Çözümün kentleri taşımada bulunduğunu ifade eden Yüksekdağ, şöyle devam etti: "Şırnak ilçeydi, güvenlik gerekçesiyle il yaptınız. Ama halk gerçekliği, demokrasi mücadelesi, çözmediğiniz sorunlar geldi önünüze çıktı. Bugün, 10-20 ylıl önce il yaptıkları Şırnak'a başka bir taşıma formülü uygulayacaklar. Allah akıl fikir versin. Eğer kullanacak kapasitesi varsa tabi. O aklı kullanacak vicdan, ahlak lazım ama bu iktidarda o yoktur. Doldur-boşlat yöntemiyle sorun çözecekler. HDP'ye oy veren 5 milyon insanı nereye taşıyacaksınız? 20 milyon Kürdü, belki daha fazla, nereye taşıyacaksınız? Milyonlarca insan, gittiği her yere direnişi götürür, bunu unutmayın. Hafızayı götürür, bu halk unutmaz, bu mücadele bitmez."

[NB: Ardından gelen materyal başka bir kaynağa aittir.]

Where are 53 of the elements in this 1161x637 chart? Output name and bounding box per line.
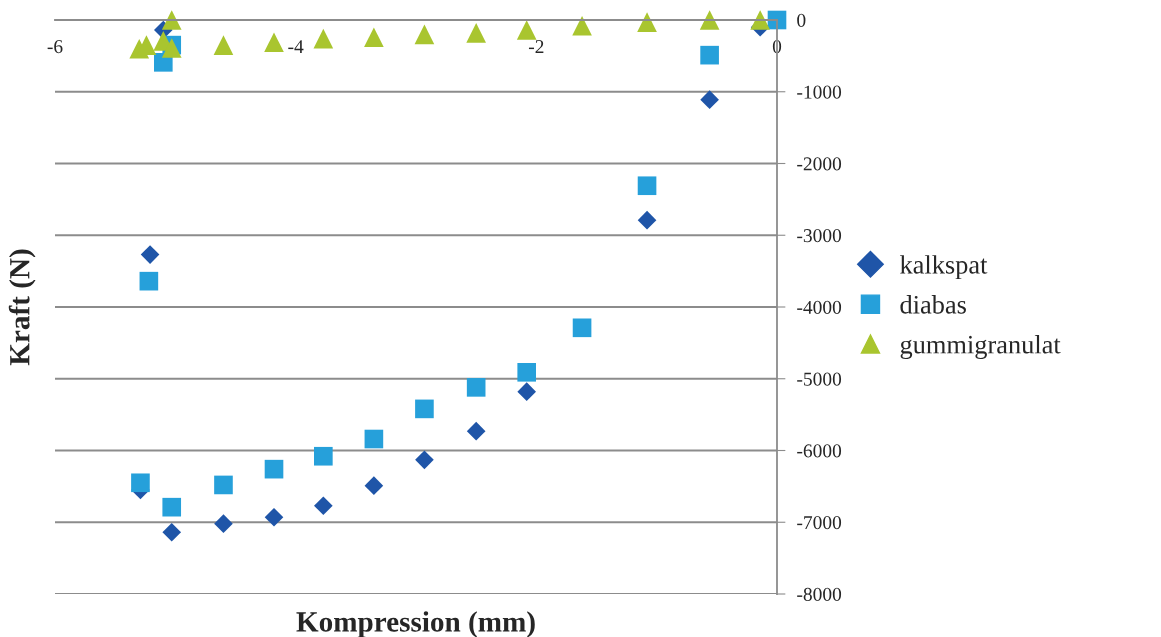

Bildiri yayımlayan akademisyenlere de destek veren Yüksekdağ, "Tarihte ak ismini kirletenler, partisine ak ismini koyanlardır. Ne zaman partilerine ak koydular, bütün siyaseti kirlettiler, bütün siyasi değerleri kirlettiler, kararttılar. Biz, karanlık deyince, ak ismini kendine takanlar aklımıza geliyor; hiç kusura bakmasınlar." diye konuştu.
Yeni anayasa konusuna da değinen Yüksekdağ, demokratik bir anayasadan yana olduklarını vurguladı. Yüksekdağ, "Diktatör isteyenler ile demokrasi isteyenlerin muhataplarıyla bu anayasa yapılacak" ifadelerini kullandı.
"Kontrol edici mahiyette olacak"
HDP Hakkari Milletvekili Nihat Akdoğan da Başbakan Ahmet Davutoğlu’nun açıkladığı Hakkari ve Şırnak şehir merkezlerinin Yüksekova ve Cizre'ye taşınma planını eleştirerek, “AKP’nin milletvekili çıkaramadığı üç ilden ikisi olan Hakkâri ve Şırnak’ta siyasi hesaplar içine girerek buradaki dengeyi kendi hatta devlet lehine çevirme derdindedir” dedi.
Hakkari ve Şırnak’ın “Kürdistan coğrafyası göz önüne alındığında” stratejik önemine vurgu yapan Akdoğan, “Bu iki ilde oluşacak devlet otoritesi Kürtlerin siyasi kazanımlarını engelleyici ve kontrol edici mahiyette olacaktır” ifadelerini kullandı.
Akdoğan yazılı açıklamasında, hükümetin ve devletin Hakkari ve Şırnak’a yaklaşımlarının tarih boyunca hizmet endeksli olmadığını savunarak, “Devletin yıllardan beri Hakkâri ve Şırnak başta olmak üzere Kürdistan illerine yapılan yatırımlar göz önünde bulundurulduğunda bu planlamanın ne kadar gerçek dışı olduğu anlaşılmaktadır” dedi.